Austin Office Job Growth Surges as Vacancy Stays High

Austin leads US cities in office-using job growth, despite a 22.4% office vacancy rate, signaling near-term opportunity in the market.
Austin leads US cities in office-using job growth, despite a 22.4% office vacancy rate, signaling near-term opportunity in the market.
  • Austin leads the US in office-using employment growth, posting a 34% increase from 2019 to 2025.
  • Despite this, the city’s office vacancy rate stands at a high 22.4%, well above the 18.6% national average.
  • Experts expect vacancies to gradually decline, but tenant-favorable conditions will likely persist for at least another year.
Key Takeaways

Sun Belt Strength in Office-Using Job Growth

According to Bisnow, Avison Young’s latest report positions Austin as the country’s most dynamic market for office-using job gains, underscoring a broader Sun Belt trend. The growth narrative includes Raleigh, Nashville, Dallas, and Charlotte—all taking the top five slots. Austin saw office-using employment expand by roughly 34% between 2019 and 2025, outpacing Raleigh’s 23% growth. This robust employment environment has been fueled by ongoing momentum in the professional, technology, and business services sectors—fields closely tied to office occupancy trends. The clustering of Sun Belt cities at the top reflects a longer-term migration of talent and capital away from pricier coastal hubs.

The Details

Despite this sustained job growth, Austin’s office real estate tells a very different story. According to Colliers, the Q1 2026 office vacancy rate was 22.4%, nearly unchanged from 22.5% the previous year, and a full 3.8 percentage points above the national average cited by CBRE. The source of the disconnect is clear: since 2020, the city delivered close to 14M SF of new office space—far more than local demand could immediately absorb, per Cushman & Wakefield. Construction has since slowed substantially, with just 756,000 SF set to finish by the end of Q3 according to CBRE. Notably, positive net absorption returned in Q1 as 110 tenants sought 4.4M SF, signaling tenant interest is finally catching up to supply.

A Post-Pandemic Supply Glut

Austin’s supply-demand mismatch is not unique but is among the country’s starkest examples of overbuilding during a period of unprecedented office market uncertainty. Like other high-growth metros, Austin rode a construction boom post-2020, even as remote work and space reductions clouded near-term demand. The oversupply that resulted has depressed occupancy levels and empowered tenants in lease negotiations. Nationally, CBRE recorded eight consecutive quarters of improving demand, but Austin’s overall vacancy remains stubbornly high, requiring more time to burn off new deliveries than some peers.

Why It Matters

Austin highlights the split emerging across the US office market. Colliers reports a 22.4% vacancy rate. Developers added 14M SF since 2020, outpacing even strong job growth. For tenants, this creates a rare opportunity. Landlords must compete harder, offering bigger concessions and more flexible leases. Avison Young’s Ariel Guerrero expects conditions to shift eventually, but premium buildings will benefit first. Trophy and top-tier Class-A properties should fill faster as tenants upgrade. Meanwhile, lower-quality buildings may need renovations or new uses to regain occupancy.
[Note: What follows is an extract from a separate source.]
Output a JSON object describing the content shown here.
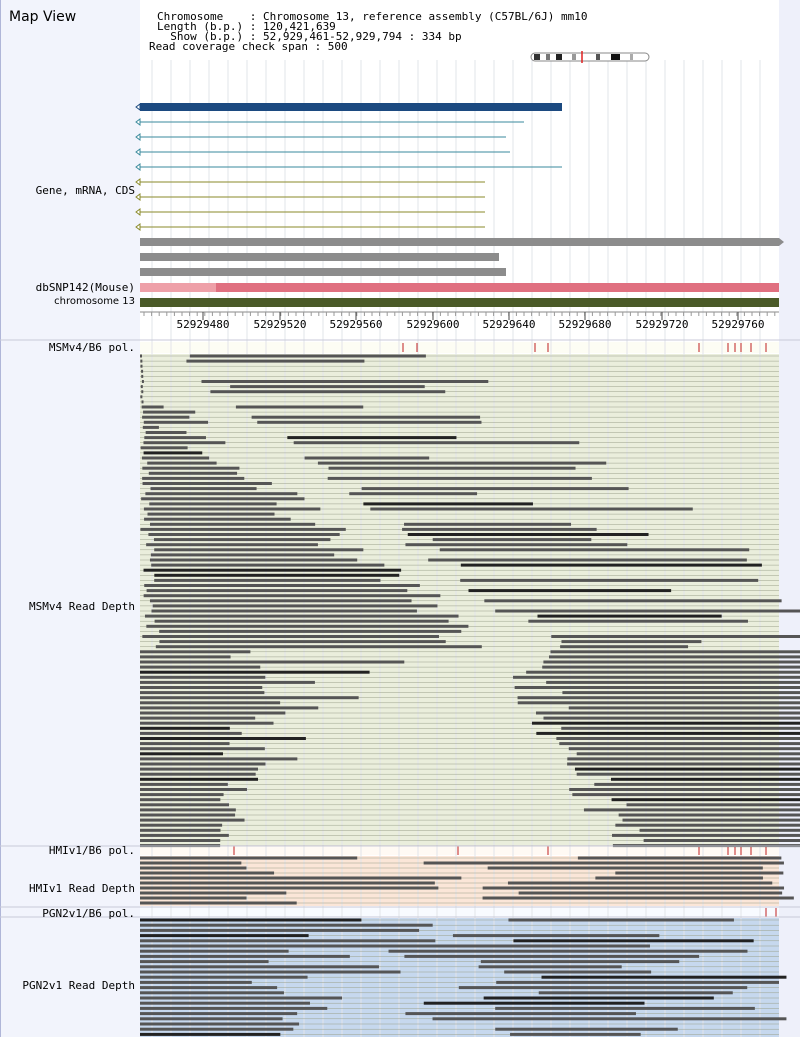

Austin’s trends matter beyond the city. Sun Belt office markets often signal migration patterns, workplace changes, and capital movements. If Austin sustains slower construction and stronger absorption, landlords could regain pricing power by late 2026 or early 2027. For now, tenants still hold the advantage in Austin and many other fast-growing metros.

What’s Next

CRE professionals should expect Austin’s vacancy rate to decline gradually as new supply slows and leasing continues. However, the recovery will remain uneven. Trophy and Class-A buildings will likely stabilize first, reinforcing the nationwide flight-to-quality trend. Recent office market data also shows companies continue favoring newer, amenity-rich buildings over older space. Tenants still have a limited chance to secure favorable lease terms. Avison Young expects the market to become less tenant-friendly over the next year. Absorption rates and the ability of older assets to adapt will determine when balance returns to Texas’ capital.